Watching Melrose volleyball for almost twenty years informs core themes and principles. This list is incomplete.
Culture. Nicole Trudeau called Melrose a Legacy Program. Coach Scott Celli, the players, and supportive families established a Culture of Excellence where high performance and winning are the expectation.
Participation is merit-based. No seniority system determines opportunity. Yes, the most successful teams thrived on experience. But underclassmen regularly force their way onto the court through skill and will. The players performing best will get on the court next season, regardless of their play this season. A former Patriot practice squad player remarked that players work because they know Coach Belichick only cares about performance, not draft status or salary.
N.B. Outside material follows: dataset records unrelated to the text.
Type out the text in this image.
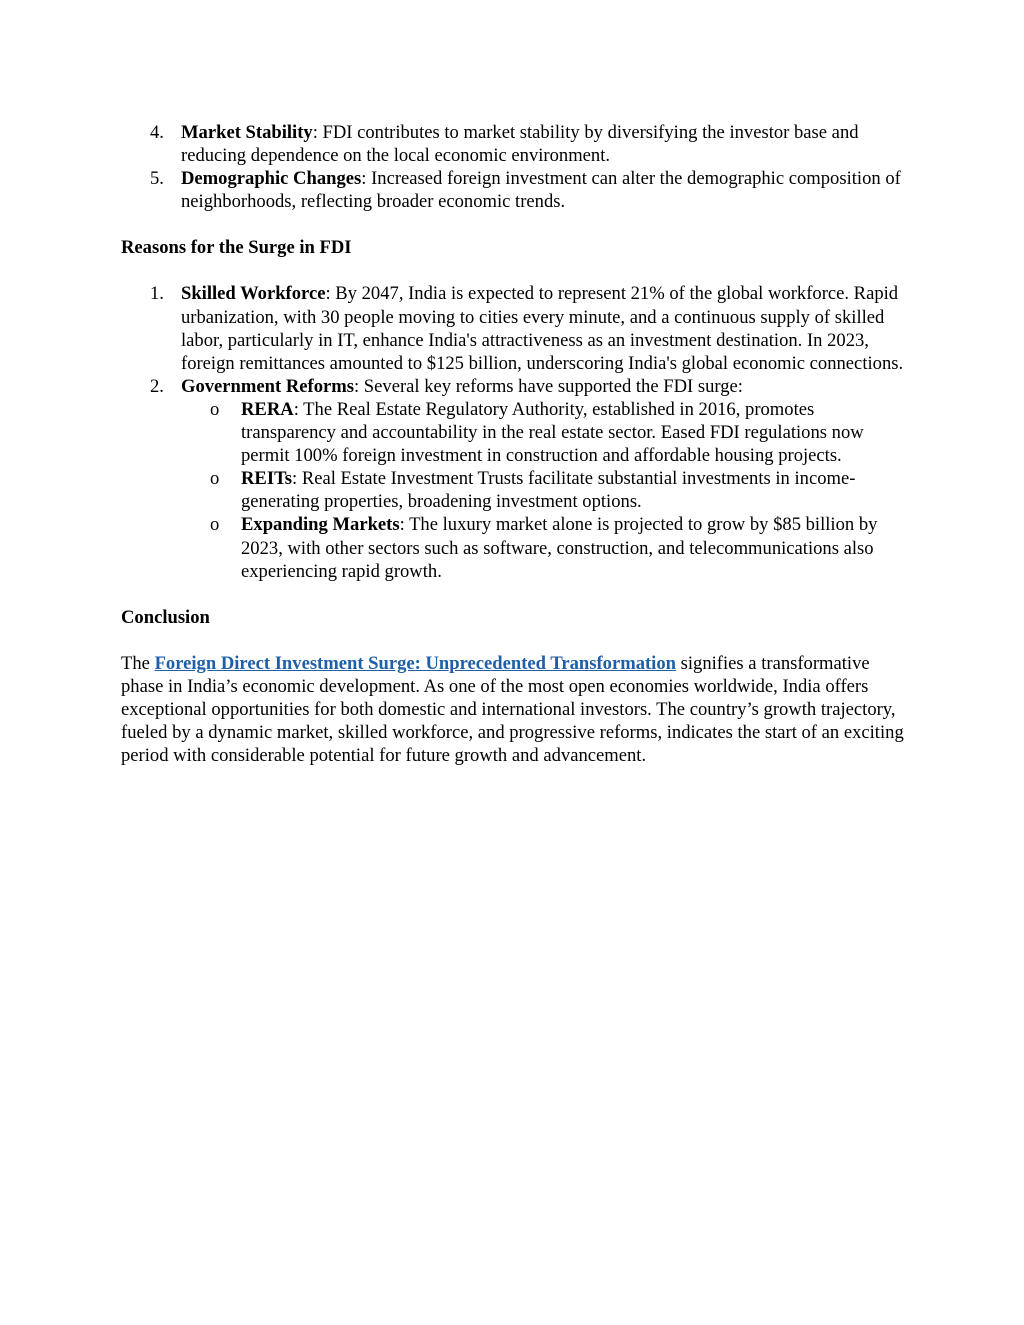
4. Market Stability: FDI contributes to market stability by diversifying the investor base and reducing dependence on the local economic environment.
5. Demographic Changes: Increased foreign investment can alter the demographic composition of neighborhoods, reflecting broader economic trends.

Reasons for the Surge in FDI

1. Skilled Workforce: By 2047, India is expected to represent 21% of the global workforce. Rapid urbanization, with 30 people moving to cities every minute, and a continuous supply of skilled labor, particularly in IT, enhance India's attractiveness as an investment destination. In 2023, foreign remittances amounted to $125 billion, underscoring India's global economic connections.
2. Government Reforms: Several key reforms have supported the FDI surge:
o RERA: The Real Estate Regulatory Authority, established in 2016, promotes transparency and accountability in the real estate sector. Eased FDI regulations now permit 100% foreign investment in construction and affordable housing projects.
o REITs: Real Estate Investment Trusts facilitate substantial investments in income-generating properties, broadening investment options.
o Expanding Markets: The luxury market alone is projected to grow by $85 billion by 2023, with other sectors such as software, construction, and telecommunications also experiencing rapid growth.

Conclusion

The Foreign Direct Investment Surge: Unprecedented Transformation signifies a transformative phase in India’s economic development. As one of the most open economies worldwide, India offers exceptional opportunities for both domestic and international investors. The country’s growth trajectory, fueled by a dynamic market, skilled workforce, and progressive reforms, indicates the start of an exciting period with considerable potential for future growth and advancement.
Analytics reflect performance. Coaches are a lot like Santa Claus. They know who's been naughty and who's been nice. Coach Celli tracks everything. As Billy Beane said in Moneyball, "if he's such a good hitter, why doesn't he hit better?"
Leadership. Leadership is earned not bestowed. Victoria Crovo demonstrated skill, toughness, competitive fire, and leadership on the court during her four years. She received a leadership position early in her career, because her presence demanded it.
Growth. Melrose volleyball fosters competition. Reserve players have more skills than teams from the early and mid 2000s. Some players with limited playing time would have played a lot a decade ago. Maintain your growth mindset.
Coaches look for skill, size, athleticism, toughness, resilience, attitude, commitment, discipline, effort, and more. Those principles never change. Winning is supposed to be hard. That's what makes it meaningful.